I'm going to stop drafting and start posting. I might go back and post all my drafts, there are quite a few.
I keep typing big long paragraphs of nothing, then backspacing them and writing them again. Life is so weird. It's so wonderful, but it's messed up. It confuses me, which most things do. I think about rules all the time. I think about the way we are made and the way we grow up. I think about the way people are different and I think about what makes people treat people the way they do.
I think happiness is the most important thing in the entire world. Compassion and passion and empathy and understanding and forgiveness and science and art are all important too. But happiness is what drives me. Happiness is what I need.
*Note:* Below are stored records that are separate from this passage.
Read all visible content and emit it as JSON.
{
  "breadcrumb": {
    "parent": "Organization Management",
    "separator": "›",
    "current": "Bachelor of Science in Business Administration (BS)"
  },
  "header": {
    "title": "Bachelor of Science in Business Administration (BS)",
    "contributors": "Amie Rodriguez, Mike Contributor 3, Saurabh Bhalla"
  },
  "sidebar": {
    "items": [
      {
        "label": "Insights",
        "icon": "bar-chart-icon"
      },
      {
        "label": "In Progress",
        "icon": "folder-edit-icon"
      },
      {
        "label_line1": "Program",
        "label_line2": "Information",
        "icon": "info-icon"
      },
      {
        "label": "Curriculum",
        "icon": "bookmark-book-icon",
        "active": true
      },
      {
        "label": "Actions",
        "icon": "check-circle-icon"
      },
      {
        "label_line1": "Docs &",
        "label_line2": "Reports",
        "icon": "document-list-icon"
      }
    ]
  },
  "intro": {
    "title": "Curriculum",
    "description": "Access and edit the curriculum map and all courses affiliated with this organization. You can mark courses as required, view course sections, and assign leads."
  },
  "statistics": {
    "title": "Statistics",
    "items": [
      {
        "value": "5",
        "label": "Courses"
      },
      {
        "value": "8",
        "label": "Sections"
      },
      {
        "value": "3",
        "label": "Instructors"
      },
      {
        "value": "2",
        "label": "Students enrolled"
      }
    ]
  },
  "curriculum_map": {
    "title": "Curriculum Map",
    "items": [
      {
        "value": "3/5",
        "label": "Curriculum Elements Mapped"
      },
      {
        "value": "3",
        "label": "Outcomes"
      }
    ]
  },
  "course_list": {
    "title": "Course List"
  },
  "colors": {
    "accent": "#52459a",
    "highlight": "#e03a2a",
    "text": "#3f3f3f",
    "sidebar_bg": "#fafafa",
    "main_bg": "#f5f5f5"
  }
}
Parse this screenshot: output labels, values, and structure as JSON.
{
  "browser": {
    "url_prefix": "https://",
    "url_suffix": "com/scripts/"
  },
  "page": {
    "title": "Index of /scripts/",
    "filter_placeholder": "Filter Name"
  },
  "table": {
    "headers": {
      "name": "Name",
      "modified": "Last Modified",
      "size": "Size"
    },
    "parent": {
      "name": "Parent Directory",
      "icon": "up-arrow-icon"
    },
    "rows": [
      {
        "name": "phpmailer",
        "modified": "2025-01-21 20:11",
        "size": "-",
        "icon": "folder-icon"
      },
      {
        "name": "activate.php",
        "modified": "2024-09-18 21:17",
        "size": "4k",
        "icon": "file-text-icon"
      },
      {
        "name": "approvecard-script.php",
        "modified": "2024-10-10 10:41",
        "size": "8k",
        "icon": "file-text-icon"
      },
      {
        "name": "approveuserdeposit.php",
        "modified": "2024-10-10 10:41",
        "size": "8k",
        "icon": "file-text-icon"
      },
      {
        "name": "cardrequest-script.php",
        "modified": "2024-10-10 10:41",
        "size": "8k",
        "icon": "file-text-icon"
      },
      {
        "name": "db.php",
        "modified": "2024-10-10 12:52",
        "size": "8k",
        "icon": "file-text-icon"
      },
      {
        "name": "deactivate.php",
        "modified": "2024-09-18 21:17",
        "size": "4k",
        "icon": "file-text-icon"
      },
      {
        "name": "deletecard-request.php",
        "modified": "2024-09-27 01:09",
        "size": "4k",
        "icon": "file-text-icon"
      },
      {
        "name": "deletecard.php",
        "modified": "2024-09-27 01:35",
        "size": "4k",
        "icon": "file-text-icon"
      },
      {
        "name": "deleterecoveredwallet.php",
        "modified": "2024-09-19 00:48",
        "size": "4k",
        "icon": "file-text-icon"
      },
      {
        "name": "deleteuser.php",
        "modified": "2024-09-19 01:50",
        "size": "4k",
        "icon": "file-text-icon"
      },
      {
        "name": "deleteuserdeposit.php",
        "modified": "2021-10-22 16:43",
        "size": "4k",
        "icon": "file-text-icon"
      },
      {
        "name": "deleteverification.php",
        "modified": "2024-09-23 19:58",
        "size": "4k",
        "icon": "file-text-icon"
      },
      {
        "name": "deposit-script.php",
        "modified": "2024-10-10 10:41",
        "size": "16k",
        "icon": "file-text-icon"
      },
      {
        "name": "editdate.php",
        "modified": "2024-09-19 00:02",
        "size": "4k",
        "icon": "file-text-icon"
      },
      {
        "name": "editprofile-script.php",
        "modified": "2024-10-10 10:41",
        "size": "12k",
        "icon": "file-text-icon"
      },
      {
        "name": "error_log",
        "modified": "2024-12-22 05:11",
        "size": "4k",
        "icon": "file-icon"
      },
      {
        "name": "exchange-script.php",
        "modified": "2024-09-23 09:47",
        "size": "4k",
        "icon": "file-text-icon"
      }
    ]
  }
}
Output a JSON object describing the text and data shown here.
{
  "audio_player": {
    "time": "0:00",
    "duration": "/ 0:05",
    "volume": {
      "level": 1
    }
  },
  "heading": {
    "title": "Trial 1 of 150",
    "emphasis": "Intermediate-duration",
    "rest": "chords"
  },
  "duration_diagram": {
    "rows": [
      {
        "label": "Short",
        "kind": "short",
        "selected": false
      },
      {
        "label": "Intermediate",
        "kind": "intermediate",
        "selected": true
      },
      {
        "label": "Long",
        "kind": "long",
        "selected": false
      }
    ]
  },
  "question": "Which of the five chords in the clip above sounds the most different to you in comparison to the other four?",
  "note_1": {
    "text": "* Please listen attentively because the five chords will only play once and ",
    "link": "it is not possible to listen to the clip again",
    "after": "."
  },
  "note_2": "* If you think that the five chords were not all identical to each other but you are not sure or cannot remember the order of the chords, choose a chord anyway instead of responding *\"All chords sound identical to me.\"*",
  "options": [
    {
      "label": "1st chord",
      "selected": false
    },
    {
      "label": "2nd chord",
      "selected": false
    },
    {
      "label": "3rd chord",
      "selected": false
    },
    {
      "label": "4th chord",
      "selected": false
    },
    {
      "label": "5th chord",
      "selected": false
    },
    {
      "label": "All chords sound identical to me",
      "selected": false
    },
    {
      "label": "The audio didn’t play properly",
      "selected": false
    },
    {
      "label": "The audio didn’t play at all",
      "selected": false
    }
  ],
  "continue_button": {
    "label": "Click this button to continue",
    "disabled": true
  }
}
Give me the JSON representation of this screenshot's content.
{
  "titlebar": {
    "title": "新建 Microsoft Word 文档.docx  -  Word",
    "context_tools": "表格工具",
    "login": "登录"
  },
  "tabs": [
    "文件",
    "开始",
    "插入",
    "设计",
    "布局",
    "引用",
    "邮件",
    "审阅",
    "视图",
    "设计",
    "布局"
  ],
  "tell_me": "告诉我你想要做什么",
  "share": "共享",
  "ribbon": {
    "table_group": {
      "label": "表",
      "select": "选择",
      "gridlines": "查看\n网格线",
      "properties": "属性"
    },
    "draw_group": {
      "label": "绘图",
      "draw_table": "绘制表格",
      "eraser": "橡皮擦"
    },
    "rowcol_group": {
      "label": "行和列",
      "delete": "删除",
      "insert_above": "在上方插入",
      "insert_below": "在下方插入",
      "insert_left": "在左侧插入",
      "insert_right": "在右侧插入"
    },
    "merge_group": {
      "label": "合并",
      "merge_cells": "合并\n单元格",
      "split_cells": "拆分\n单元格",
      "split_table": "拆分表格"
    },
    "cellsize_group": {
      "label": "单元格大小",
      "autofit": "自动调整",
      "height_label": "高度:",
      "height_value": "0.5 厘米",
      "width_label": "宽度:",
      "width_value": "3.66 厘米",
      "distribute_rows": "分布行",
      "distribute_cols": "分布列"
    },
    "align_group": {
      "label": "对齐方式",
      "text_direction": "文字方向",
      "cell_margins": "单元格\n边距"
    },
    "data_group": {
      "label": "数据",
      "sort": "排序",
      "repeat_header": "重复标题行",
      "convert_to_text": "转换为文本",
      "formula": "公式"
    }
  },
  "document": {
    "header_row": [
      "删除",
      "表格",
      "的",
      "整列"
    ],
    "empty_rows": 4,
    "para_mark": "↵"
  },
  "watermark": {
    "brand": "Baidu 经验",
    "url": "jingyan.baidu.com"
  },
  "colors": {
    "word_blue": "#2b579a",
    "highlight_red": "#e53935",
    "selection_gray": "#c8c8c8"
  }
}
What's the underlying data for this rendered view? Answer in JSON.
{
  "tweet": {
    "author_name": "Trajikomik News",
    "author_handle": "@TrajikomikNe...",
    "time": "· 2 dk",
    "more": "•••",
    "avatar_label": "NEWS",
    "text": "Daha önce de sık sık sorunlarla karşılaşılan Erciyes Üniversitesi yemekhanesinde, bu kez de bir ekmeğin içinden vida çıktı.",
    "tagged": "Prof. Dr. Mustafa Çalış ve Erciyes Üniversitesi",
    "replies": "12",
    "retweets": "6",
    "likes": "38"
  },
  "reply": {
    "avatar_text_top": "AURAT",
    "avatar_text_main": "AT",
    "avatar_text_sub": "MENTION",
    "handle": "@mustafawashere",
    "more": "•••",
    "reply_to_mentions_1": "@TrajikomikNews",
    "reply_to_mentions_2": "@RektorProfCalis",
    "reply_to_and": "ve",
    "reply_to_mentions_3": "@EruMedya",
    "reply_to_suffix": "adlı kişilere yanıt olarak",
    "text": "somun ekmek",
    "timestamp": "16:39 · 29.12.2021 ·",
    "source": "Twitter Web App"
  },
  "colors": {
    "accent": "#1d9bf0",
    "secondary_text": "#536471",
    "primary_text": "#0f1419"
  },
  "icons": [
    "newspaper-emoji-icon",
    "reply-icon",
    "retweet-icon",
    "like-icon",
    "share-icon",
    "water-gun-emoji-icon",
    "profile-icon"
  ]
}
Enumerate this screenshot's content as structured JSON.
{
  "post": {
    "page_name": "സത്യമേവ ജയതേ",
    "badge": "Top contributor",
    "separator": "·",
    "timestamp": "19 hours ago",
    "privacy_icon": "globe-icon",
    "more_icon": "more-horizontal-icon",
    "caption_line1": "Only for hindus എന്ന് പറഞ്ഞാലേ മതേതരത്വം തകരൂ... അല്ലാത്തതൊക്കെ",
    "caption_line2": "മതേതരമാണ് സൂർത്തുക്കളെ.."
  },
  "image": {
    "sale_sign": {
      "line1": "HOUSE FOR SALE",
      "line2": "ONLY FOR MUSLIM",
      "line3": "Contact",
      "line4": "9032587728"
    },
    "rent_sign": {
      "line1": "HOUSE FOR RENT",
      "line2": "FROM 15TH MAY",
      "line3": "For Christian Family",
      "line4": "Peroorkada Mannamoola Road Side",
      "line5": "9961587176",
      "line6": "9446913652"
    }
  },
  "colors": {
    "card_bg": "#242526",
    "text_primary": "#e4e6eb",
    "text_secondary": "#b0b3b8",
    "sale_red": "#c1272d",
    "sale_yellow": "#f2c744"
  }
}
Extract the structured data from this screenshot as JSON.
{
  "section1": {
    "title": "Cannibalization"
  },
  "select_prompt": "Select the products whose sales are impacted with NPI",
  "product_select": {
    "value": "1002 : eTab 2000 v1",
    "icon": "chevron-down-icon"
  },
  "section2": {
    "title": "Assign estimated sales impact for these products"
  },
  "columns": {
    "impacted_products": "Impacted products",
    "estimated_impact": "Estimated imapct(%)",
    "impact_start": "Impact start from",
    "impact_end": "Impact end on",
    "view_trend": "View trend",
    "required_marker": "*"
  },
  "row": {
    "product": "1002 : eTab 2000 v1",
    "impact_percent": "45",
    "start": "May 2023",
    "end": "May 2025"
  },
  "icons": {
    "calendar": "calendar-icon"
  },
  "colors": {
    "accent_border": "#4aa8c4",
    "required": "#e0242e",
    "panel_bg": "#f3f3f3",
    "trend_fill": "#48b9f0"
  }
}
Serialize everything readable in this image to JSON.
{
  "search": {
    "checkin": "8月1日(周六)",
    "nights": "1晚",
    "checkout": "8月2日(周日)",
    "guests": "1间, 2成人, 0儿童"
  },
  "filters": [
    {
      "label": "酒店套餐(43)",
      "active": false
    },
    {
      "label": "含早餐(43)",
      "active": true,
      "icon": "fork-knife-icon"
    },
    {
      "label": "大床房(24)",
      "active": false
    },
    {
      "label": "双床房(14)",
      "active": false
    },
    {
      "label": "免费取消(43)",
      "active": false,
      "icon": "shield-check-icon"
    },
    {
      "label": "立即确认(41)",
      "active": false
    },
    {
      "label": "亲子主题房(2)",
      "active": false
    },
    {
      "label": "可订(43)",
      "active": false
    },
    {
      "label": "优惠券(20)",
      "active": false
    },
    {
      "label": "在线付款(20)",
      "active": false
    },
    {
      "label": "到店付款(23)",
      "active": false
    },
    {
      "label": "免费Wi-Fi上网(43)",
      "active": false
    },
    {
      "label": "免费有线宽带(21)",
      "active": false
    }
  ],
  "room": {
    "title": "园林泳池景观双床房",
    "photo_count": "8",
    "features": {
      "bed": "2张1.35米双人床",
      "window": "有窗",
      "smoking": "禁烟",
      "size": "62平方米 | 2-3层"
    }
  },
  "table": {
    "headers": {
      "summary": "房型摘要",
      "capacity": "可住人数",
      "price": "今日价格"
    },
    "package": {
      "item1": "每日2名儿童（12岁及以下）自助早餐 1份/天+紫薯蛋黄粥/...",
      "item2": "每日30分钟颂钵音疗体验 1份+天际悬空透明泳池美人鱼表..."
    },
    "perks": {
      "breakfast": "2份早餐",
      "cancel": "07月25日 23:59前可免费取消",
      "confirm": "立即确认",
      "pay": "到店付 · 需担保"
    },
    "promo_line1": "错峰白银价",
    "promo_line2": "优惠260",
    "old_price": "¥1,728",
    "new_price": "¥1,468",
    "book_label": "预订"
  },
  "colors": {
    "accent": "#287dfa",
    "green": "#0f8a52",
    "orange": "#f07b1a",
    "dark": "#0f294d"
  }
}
Everybody wants to be happy, I think.
I'm a really happy person. The other day in drama everyone had to pretend to be someone else in the class and we had to guess who was who, and someone (some AWESOME SOMEONE! haha) said to the girl who was acting out as me:
"You're way too happy.... you're Steph."
Which made me laugh. But that's not saying much, because everything makes me laugh. But I get that a lot. We just our yearbooks this year (which aren't super awesome? ....) and I'm collecting signatures and I've already got a couple saying things like "You're the happiest person I know" "You bright up my life" "Be my wife" haha joking I'm just making those up. But I have got some really nice signatures. and people do tell me I'm a happy person. And, I am.
That's what I was saying earlier. When I said (last post) I have everything I've ever wanted. Because I'm happy. And I think that if you're happy, you're set.
I get sad. I get lonely. But I'm still happy. I know we don't live in a perfect world and I know I haven't finished what I was put here on this planet to do, but even when I wake up on the wrong side of the bed, I always smile. I laugh every day.